To this day there is no other street fighting art as complete as Bruce Lee's JKD. That last sentence may be the most controversial statement so far, however there is a perfect modern day example to support Bruce's ideas showing up today. How many opponents in the first couple UFC's lost because they were limited in their ground fighting knowledge? Then, up until the last few years it was thought that ground fighting arts were the answer - as many of these schools popped up all over the US. In the last few "no rules" tournaments "ground only" opponents started to lose, because ground fighting is not the only answer. Now it is assumed that "no rules" fighters know the stand-up and ground game... those who don't learn painfully. As a result, much of the martial arts world now believes that "Hybrid Arts" (a system which combines two or more arts) is the answer to combat. Bruce's findings still hold true, because "just mixing" arts will still have its limitations. There is no freedom by just mixing. JKD is a process not a product.

Today's competitions prove Lee's point once again... but will people ever see the difference? Only if the UFC's bring weapons into the ring or allow mass attacks, will the Hybrid practitioners realize that self-defense is not found in one, two, or even five arts. It is found in that "structureless structure" - not the ring. Yes, Hybrid arts are effective in the ring, but they are still limited in the street. Therefore, Lee's JKD stays where it was meant to be, the street. Elite agencies are are now starting to adopt JKD. For instance, the Navy SEALs contracted out JKD Instructor Sifu Paul Vunak (student under Guru Dan Inosanto) to teach them the realistic self-defense system. Currently, JKD is popping up in the CIA's and major police curriculums, as well. They simply realize that any altercation with a bad guy will have no referee - and really "No Rules". Therefore, Bruce still continues to impact new students even though he has been gone for over 25 years.
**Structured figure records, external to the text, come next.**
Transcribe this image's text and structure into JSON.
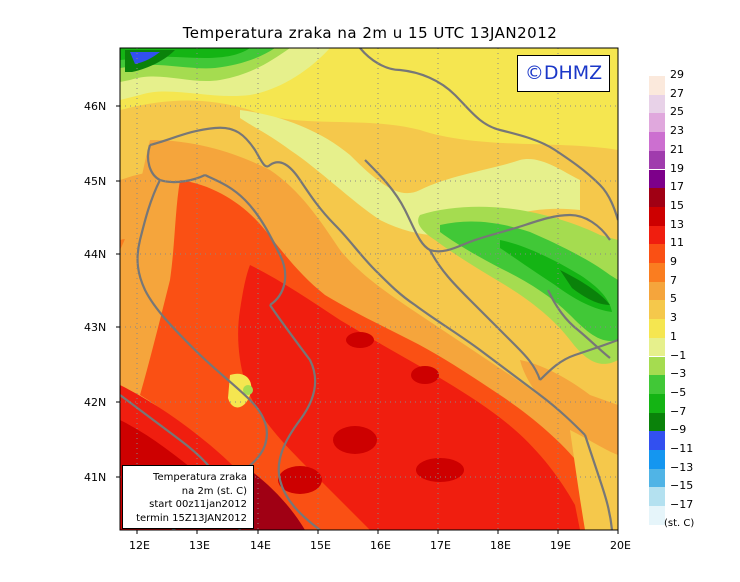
{
  "title": "Temperatura zraka na 2m u 15 UTC 13JAN2012",
  "copyright": "©DHMZ",
  "info_box": {
    "lines": [
      "Temperatura zraka",
      "na 2m (st. C)",
      "start 00z11jan2012",
      "termin 15Z13JAN2012"
    ]
  },
  "axes": {
    "latitude_labels": [
      "46N",
      "45N",
      "44N",
      "43N",
      "42N",
      "41N"
    ],
    "longitude_labels": [
      "12E",
      "13E",
      "14E",
      "15E",
      "16E",
      "17E",
      "18E",
      "19E",
      "20E"
    ]
  },
  "legend": {
    "unit": "(st. C)",
    "labels": [
      "29",
      "27",
      "25",
      "23",
      "21",
      "19",
      "17",
      "15",
      "13",
      "11",
      "9",
      "7",
      "5",
      "3",
      "1",
      "−1",
      "−3",
      "−5",
      "−7",
      "−9",
      "−11",
      "−13",
      "−15",
      "−17"
    ],
    "colors": [
      "#fbe9dc",
      "#e8d2e8",
      "#e0a8dd",
      "#cc6fd0",
      "#a03cad",
      "#7d008a",
      "#a00014",
      "#cd0000",
      "#f01e0f",
      "#fa5014",
      "#fa7d20",
      "#f5a53c",
      "#f5c84b",
      "#f5e650",
      "#e6f08c",
      "#a5dc50",
      "#41c837",
      "#14b414",
      "#0a820a",
      "#3250f0",
      "#1496f0",
      "#50b4e6",
      "#b4e1f0",
      "#e6f5fa"
    ]
  }
}
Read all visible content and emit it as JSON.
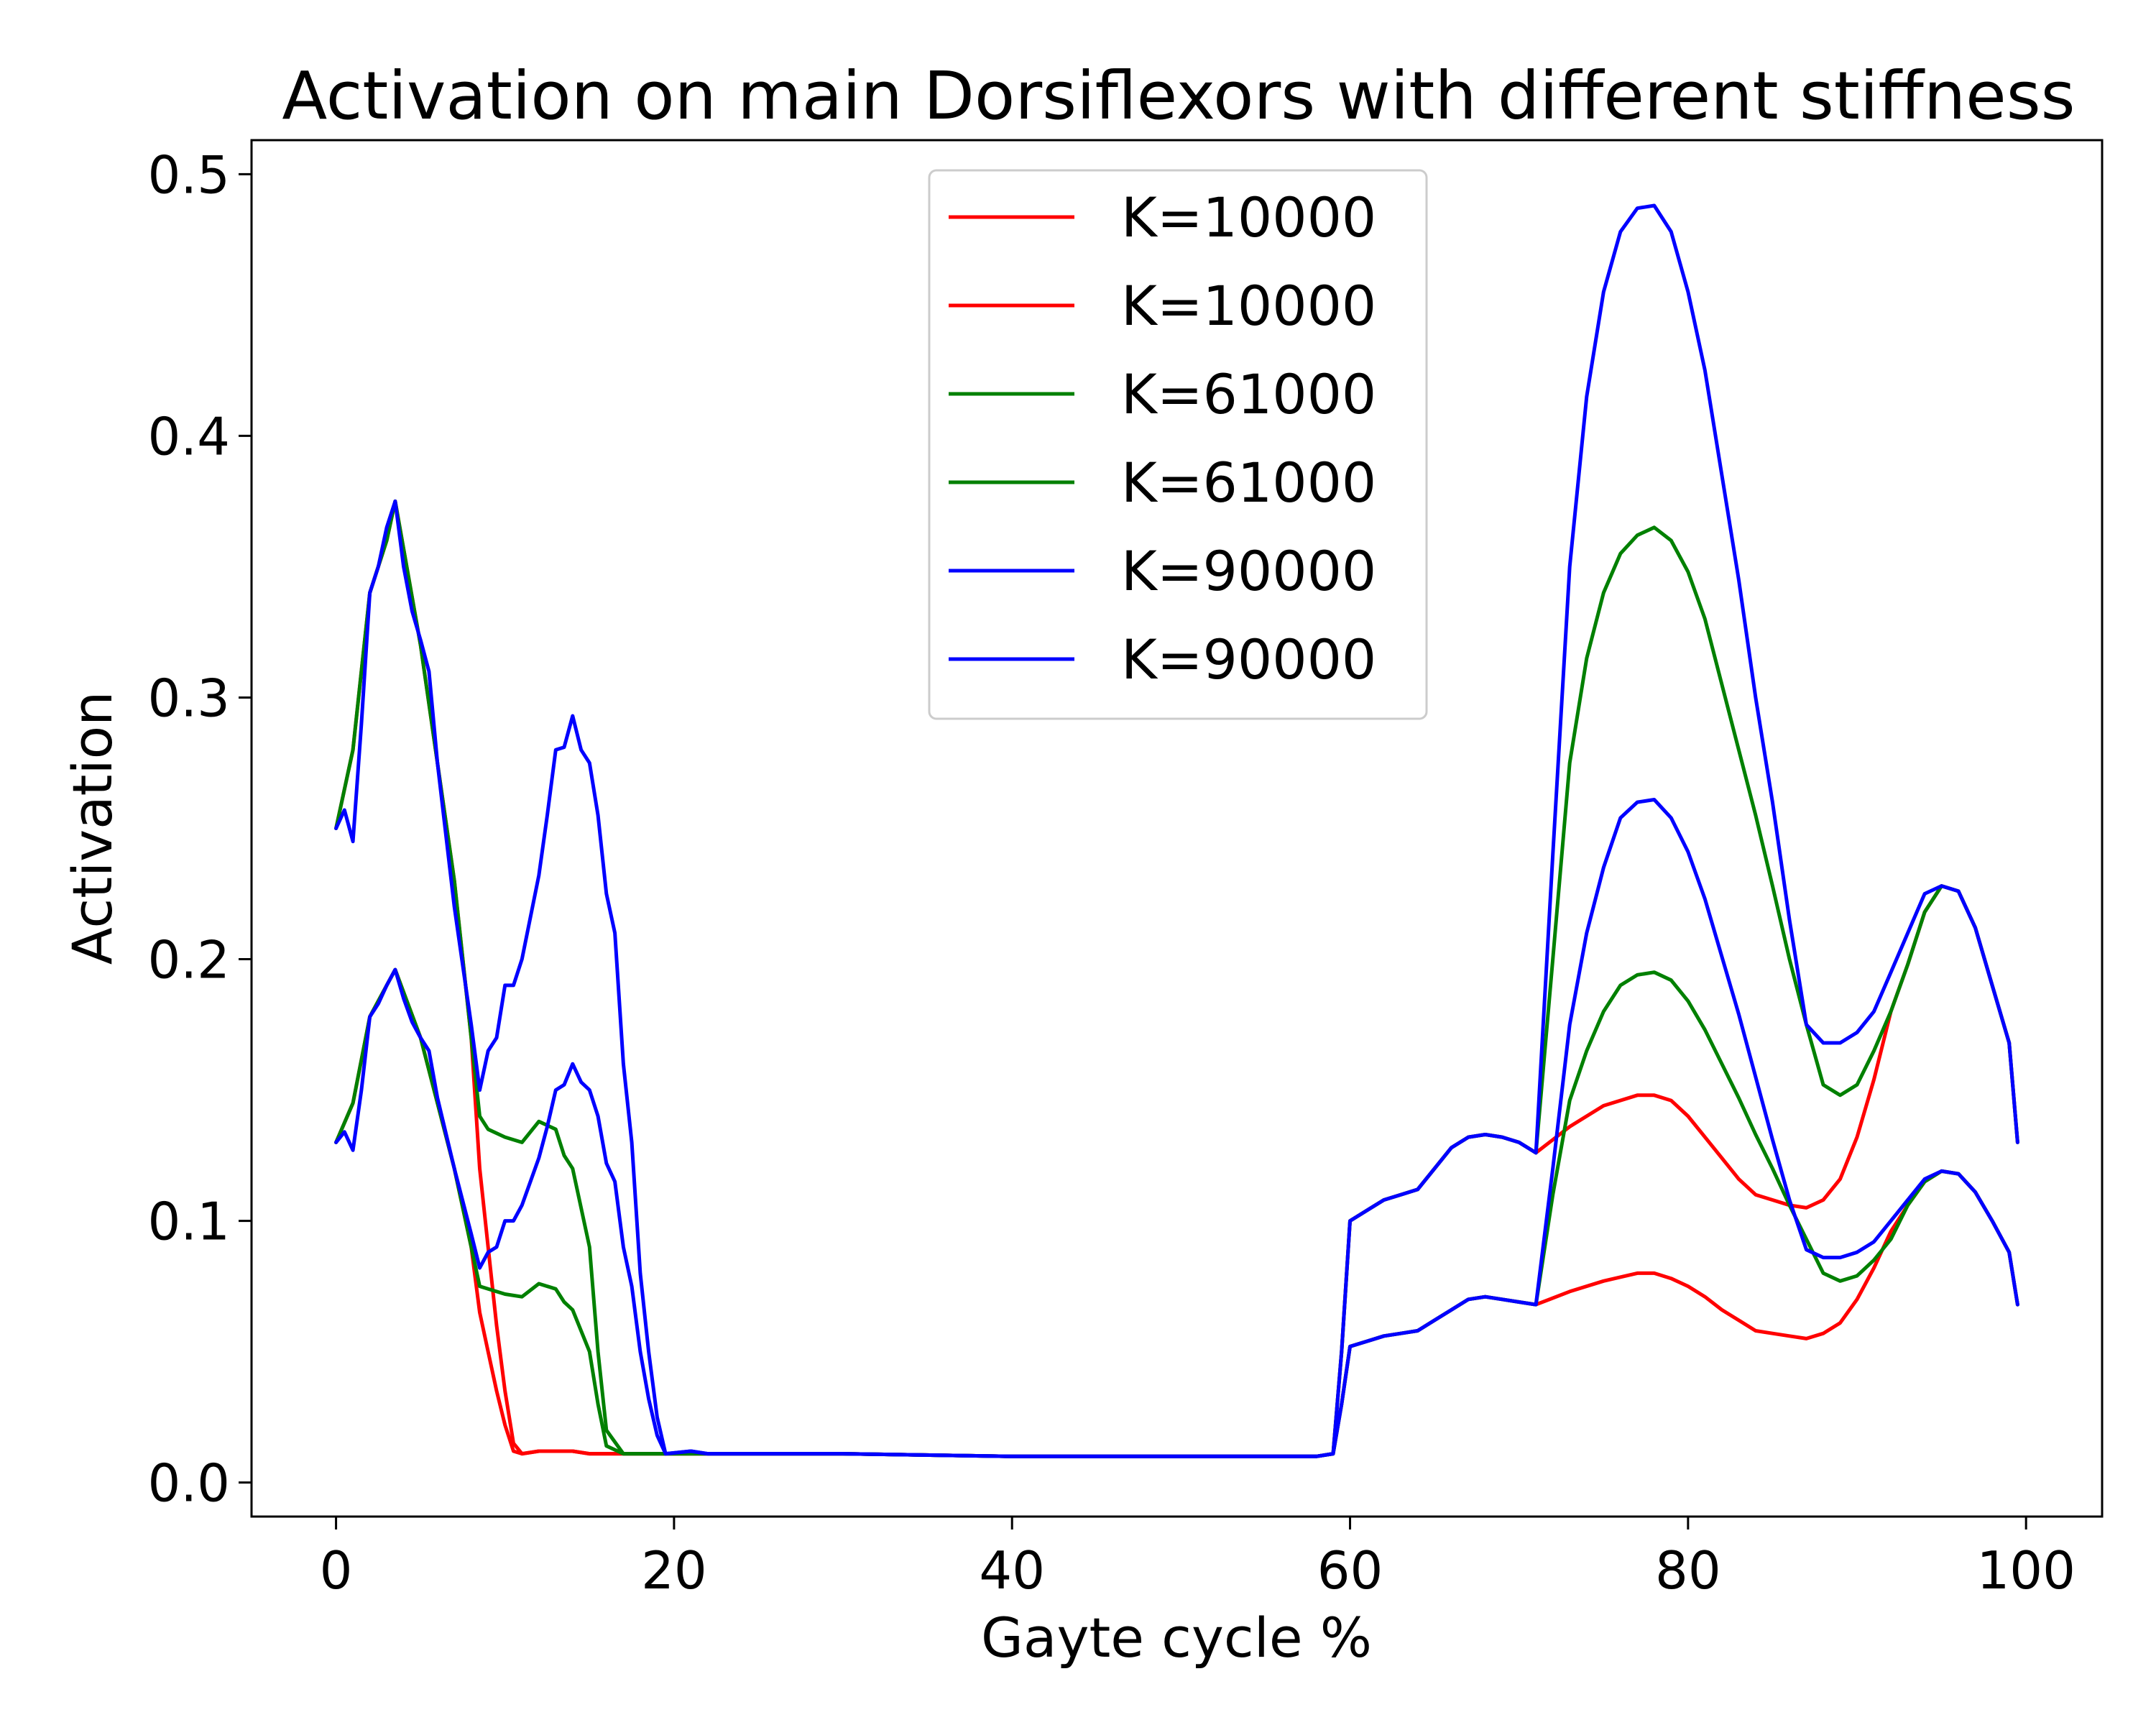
{
  "chart_data": {
    "type": "line",
    "title": "Activation on main Dorsiflexors with different stiffness",
    "xlabel": "Gayte cycle %",
    "ylabel": "Activation",
    "xlim": [
      -5,
      104.5
    ],
    "ylim": [
      -0.013,
      0.513
    ],
    "xticks": [
      0,
      20,
      40,
      60,
      80,
      100
    ],
    "yticks": [
      0.0,
      0.1,
      0.2,
      0.3,
      0.4,
      0.5
    ],
    "xtick_labels": [
      "0",
      "20",
      "40",
      "60",
      "80",
      "100"
    ],
    "ytick_labels": [
      "0.0",
      "0.1",
      "0.2",
      "0.3",
      "0.4",
      "0.5"
    ],
    "grid": false,
    "legend_position": "top-center",
    "legend": [
      "K=10000",
      "K=10000",
      "K=61000",
      "K=61000",
      "K=90000",
      "K=90000"
    ],
    "colors": {
      "k10000": "#ff0000",
      "k61000": "#008000",
      "k90000": "#0000ff",
      "legend_border": "#cccccc"
    },
    "series": [
      {
        "name": "K=10000",
        "color": "#ff0000",
        "x": [
          0,
          1,
          2,
          3,
          3.5,
          5,
          6,
          7,
          8,
          8.5,
          9,
          9.5,
          10,
          10.5,
          11,
          12,
          13,
          14,
          15,
          16,
          18,
          19.5,
          22,
          30,
          40,
          50,
          58,
          59,
          59.5,
          60,
          61,
          62,
          63,
          64,
          65,
          66,
          67,
          68,
          69,
          70,
          71,
          73,
          75,
          77,
          78,
          79,
          80,
          81,
          82,
          83,
          84,
          85,
          86,
          87,
          88,
          89,
          90,
          91,
          92,
          93,
          94,
          95,
          96,
          97,
          98,
          99,
          99.5
        ],
        "values": [
          0.25,
          0.28,
          0.34,
          0.36,
          0.375,
          0.32,
          0.275,
          0.23,
          0.17,
          0.12,
          0.09,
          0.06,
          0.035,
          0.015,
          0.011,
          0.012,
          0.012,
          0.012,
          0.011,
          0.011,
          0.011,
          0.011,
          0.011,
          0.011,
          0.01,
          0.01,
          0.01,
          0.011,
          0.05,
          0.1,
          0.104,
          0.108,
          0.11,
          0.112,
          0.12,
          0.128,
          0.132,
          0.133,
          0.132,
          0.13,
          0.126,
          0.136,
          0.144,
          0.148,
          0.148,
          0.146,
          0.14,
          0.132,
          0.124,
          0.116,
          0.11,
          0.108,
          0.106,
          0.105,
          0.108,
          0.116,
          0.132,
          0.154,
          0.18,
          0.198,
          0.218,
          0.228,
          0.226,
          0.212,
          0.19,
          0.168,
          0.13
        ]
      },
      {
        "name": "K=10000",
        "color": "#ff0000",
        "x": [
          0,
          1,
          2,
          3,
          3.5,
          5,
          6,
          7,
          8,
          8.5,
          9,
          9.5,
          10,
          10.5,
          11,
          12,
          13,
          14,
          15,
          16,
          18,
          19.5,
          22,
          30,
          40,
          50,
          58,
          59,
          59.5,
          60,
          61,
          62,
          63,
          64,
          65,
          66,
          67,
          68,
          69,
          70,
          71,
          73,
          75,
          77,
          78,
          79,
          80,
          81,
          82,
          83,
          84,
          85,
          86,
          87,
          88,
          89,
          90,
          91,
          92,
          93,
          94,
          95,
          96,
          97,
          98,
          99,
          99.5
        ],
        "values": [
          0.13,
          0.145,
          0.178,
          0.19,
          0.196,
          0.17,
          0.145,
          0.12,
          0.09,
          0.065,
          0.05,
          0.035,
          0.022,
          0.012,
          0.011,
          0.012,
          0.012,
          0.012,
          0.011,
          0.011,
          0.011,
          0.011,
          0.011,
          0.011,
          0.01,
          0.01,
          0.01,
          0.011,
          0.03,
          0.052,
          0.054,
          0.056,
          0.057,
          0.058,
          0.062,
          0.066,
          0.07,
          0.071,
          0.07,
          0.069,
          0.068,
          0.073,
          0.077,
          0.08,
          0.08,
          0.078,
          0.075,
          0.071,
          0.066,
          0.062,
          0.058,
          0.057,
          0.056,
          0.055,
          0.057,
          0.061,
          0.07,
          0.082,
          0.096,
          0.106,
          0.115,
          0.119,
          0.118,
          0.111,
          0.1,
          0.088,
          0.068
        ]
      },
      {
        "name": "K=61000",
        "color": "#008000",
        "x": [
          0,
          1,
          2,
          3,
          3.5,
          5,
          6,
          7,
          8,
          8.5,
          9,
          10,
          11,
          12,
          13,
          13.5,
          14,
          15,
          15.5,
          16,
          17,
          18,
          19.5,
          22,
          30,
          40,
          50,
          58,
          59,
          59.5,
          60,
          61,
          62,
          63,
          64,
          65,
          66,
          67,
          68,
          69,
          70,
          71,
          72,
          73,
          74,
          75,
          76,
          77,
          78,
          79,
          80,
          81,
          82,
          83,
          84,
          85,
          86,
          87,
          88,
          89,
          90,
          91,
          92,
          93,
          94,
          95,
          96,
          97,
          98,
          99,
          99.5
        ],
        "values": [
          0.25,
          0.28,
          0.34,
          0.36,
          0.375,
          0.32,
          0.275,
          0.23,
          0.17,
          0.14,
          0.135,
          0.132,
          0.13,
          0.138,
          0.135,
          0.125,
          0.12,
          0.09,
          0.05,
          0.02,
          0.011,
          0.011,
          0.011,
          0.011,
          0.011,
          0.01,
          0.01,
          0.01,
          0.011,
          0.05,
          0.1,
          0.104,
          0.108,
          0.11,
          0.112,
          0.12,
          0.128,
          0.132,
          0.133,
          0.132,
          0.13,
          0.126,
          0.2,
          0.275,
          0.315,
          0.34,
          0.355,
          0.362,
          0.365,
          0.36,
          0.348,
          0.33,
          0.305,
          0.28,
          0.255,
          0.228,
          0.2,
          0.175,
          0.152,
          0.148,
          0.152,
          0.165,
          0.18,
          0.198,
          0.218,
          0.228,
          0.226,
          0.212,
          0.19,
          0.168,
          0.13
        ]
      },
      {
        "name": "K=61000",
        "color": "#008000",
        "x": [
          0,
          1,
          2,
          3,
          3.5,
          5,
          6,
          7,
          8,
          8.5,
          9,
          10,
          11,
          12,
          13,
          13.5,
          14,
          15,
          15.5,
          16,
          17,
          18,
          19.5,
          22,
          30,
          40,
          50,
          58,
          59,
          59.5,
          60,
          61,
          62,
          63,
          64,
          65,
          66,
          67,
          68,
          69,
          70,
          71,
          72,
          73,
          74,
          75,
          76,
          77,
          78,
          79,
          80,
          81,
          82,
          83,
          84,
          85,
          86,
          87,
          88,
          89,
          90,
          91,
          92,
          93,
          94,
          95,
          96,
          97,
          98,
          99,
          99.5
        ],
        "values": [
          0.13,
          0.145,
          0.178,
          0.19,
          0.196,
          0.17,
          0.145,
          0.12,
          0.09,
          0.075,
          0.074,
          0.072,
          0.071,
          0.076,
          0.074,
          0.069,
          0.066,
          0.05,
          0.03,
          0.014,
          0.011,
          0.011,
          0.011,
          0.011,
          0.011,
          0.01,
          0.01,
          0.01,
          0.011,
          0.03,
          0.052,
          0.054,
          0.056,
          0.057,
          0.058,
          0.062,
          0.066,
          0.07,
          0.071,
          0.07,
          0.069,
          0.068,
          0.11,
          0.146,
          0.165,
          0.18,
          0.19,
          0.194,
          0.195,
          0.192,
          0.184,
          0.173,
          0.16,
          0.147,
          0.133,
          0.12,
          0.106,
          0.093,
          0.08,
          0.077,
          0.079,
          0.085,
          0.093,
          0.106,
          0.115,
          0.119,
          0.118,
          0.111,
          0.1,
          0.088,
          0.068
        ]
      },
      {
        "name": "K=90000",
        "color": "#0000ff",
        "x": [
          0,
          0.5,
          1,
          1.5,
          2,
          2.5,
          3,
          3.5,
          4,
          4.5,
          5,
          5.5,
          6,
          7,
          8,
          8.5,
          9,
          9.5,
          10,
          10.5,
          11,
          12,
          12.5,
          13,
          13.5,
          14,
          14.5,
          15,
          15.5,
          16,
          16.5,
          17,
          17.5,
          18,
          18.5,
          19,
          19.5,
          21,
          22,
          30,
          40,
          50,
          58,
          59,
          59.5,
          60,
          61,
          62,
          63,
          64,
          65,
          66,
          67,
          68,
          69,
          70,
          71,
          72,
          73,
          74,
          75,
          76,
          77,
          78,
          79,
          80,
          81,
          82,
          83,
          84,
          85,
          86,
          87,
          88,
          89,
          90,
          91,
          92,
          93,
          94,
          95,
          96,
          97,
          98,
          99,
          99.5
        ],
        "values": [
          0.25,
          0.257,
          0.245,
          0.29,
          0.34,
          0.35,
          0.365,
          0.375,
          0.35,
          0.333,
          0.322,
          0.31,
          0.275,
          0.22,
          0.175,
          0.15,
          0.165,
          0.17,
          0.19,
          0.19,
          0.2,
          0.232,
          0.255,
          0.28,
          0.281,
          0.293,
          0.28,
          0.275,
          0.255,
          0.225,
          0.21,
          0.16,
          0.13,
          0.08,
          0.05,
          0.025,
          0.011,
          0.012,
          0.011,
          0.011,
          0.01,
          0.01,
          0.01,
          0.011,
          0.05,
          0.1,
          0.104,
          0.108,
          0.11,
          0.112,
          0.12,
          0.128,
          0.132,
          0.133,
          0.132,
          0.13,
          0.126,
          0.24,
          0.35,
          0.415,
          0.455,
          0.478,
          0.487,
          0.488,
          0.478,
          0.455,
          0.425,
          0.385,
          0.345,
          0.3,
          0.26,
          0.215,
          0.175,
          0.168,
          0.168,
          0.172,
          0.18,
          0.195,
          0.21,
          0.225,
          0.228,
          0.226,
          0.212,
          0.19,
          0.168,
          0.13
        ]
      },
      {
        "name": "K=90000",
        "color": "#0000ff",
        "x": [
          0,
          0.5,
          1,
          1.5,
          2,
          2.5,
          3,
          3.5,
          4,
          4.5,
          5,
          5.5,
          6,
          7,
          8,
          8.5,
          9,
          9.5,
          10,
          10.5,
          11,
          12,
          12.5,
          13,
          13.5,
          14,
          14.5,
          15,
          15.5,
          16,
          16.5,
          17,
          17.5,
          18,
          18.5,
          19,
          19.5,
          21,
          22,
          30,
          40,
          50,
          58,
          59,
          59.5,
          60,
          61,
          62,
          63,
          64,
          65,
          66,
          67,
          68,
          69,
          70,
          71,
          72,
          73,
          74,
          75,
          76,
          77,
          78,
          79,
          80,
          81,
          82,
          83,
          84,
          85,
          86,
          87,
          88,
          89,
          90,
          91,
          92,
          93,
          94,
          95,
          96,
          97,
          98,
          99,
          99.5
        ],
        "values": [
          0.13,
          0.134,
          0.127,
          0.15,
          0.178,
          0.183,
          0.19,
          0.196,
          0.185,
          0.176,
          0.17,
          0.165,
          0.147,
          0.12,
          0.095,
          0.082,
          0.088,
          0.09,
          0.1,
          0.1,
          0.106,
          0.124,
          0.136,
          0.15,
          0.152,
          0.16,
          0.153,
          0.15,
          0.14,
          0.122,
          0.115,
          0.09,
          0.075,
          0.05,
          0.032,
          0.018,
          0.011,
          0.012,
          0.011,
          0.011,
          0.01,
          0.01,
          0.01,
          0.011,
          0.03,
          0.052,
          0.054,
          0.056,
          0.057,
          0.058,
          0.062,
          0.066,
          0.07,
          0.071,
          0.07,
          0.069,
          0.068,
          0.12,
          0.175,
          0.21,
          0.235,
          0.254,
          0.26,
          0.261,
          0.254,
          0.241,
          0.223,
          0.201,
          0.179,
          0.155,
          0.131,
          0.108,
          0.089,
          0.086,
          0.086,
          0.088,
          0.092,
          0.1,
          0.108,
          0.116,
          0.119,
          0.118,
          0.111,
          0.1,
          0.088,
          0.068
        ]
      }
    ]
  }
}
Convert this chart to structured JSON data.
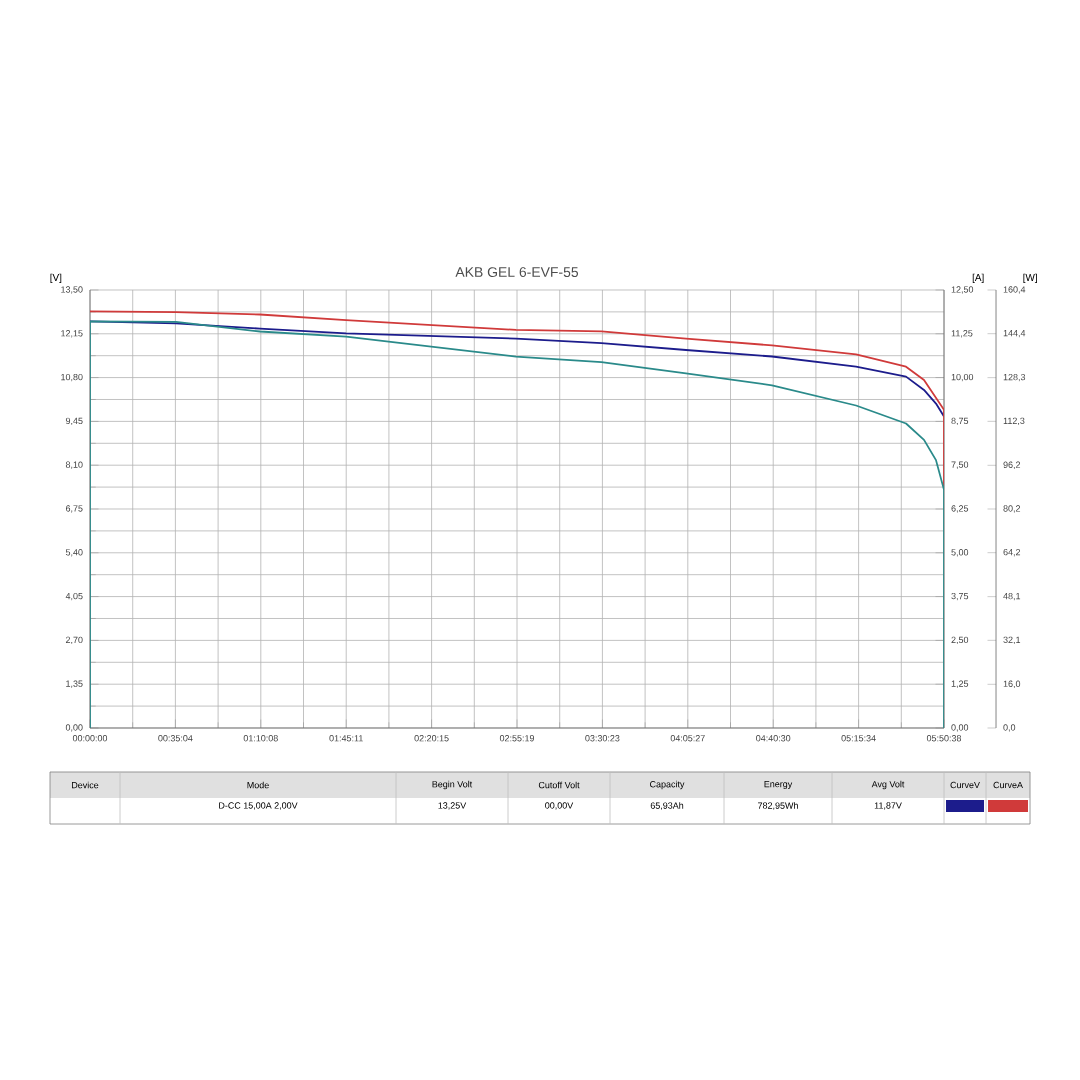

It seemed that Bruce Lee did it all. He made movies that captivated audiences, trained and taught with such varied talent as Chuck Norris to Kareem Abdul-Jabbar, while turning the martial arts world upside down. His JKD continues to evolve, as it was once stated in a popular magazine that JKD is definitely "known for its street effectiveness". Besides his martial arts' contributions, Lee was also a philosopher. There are many books out right now which solely focus on his intriguing thoughts about life, love, family, and self-improvement. Currently, many people have many different views on JKD, onto what arts are included presently, or just to what JKD is. One thing is true, is that Bruce is not dead, because the changes he started still live on. They live on through his family, friends, and practitioners all over the world. Bruce was a product of a process. He accomplished what three lifetimes would take to accomplish, but in only one-third of a life.

Bruce Lee... a legend... quite possibly the biggest understatement every made.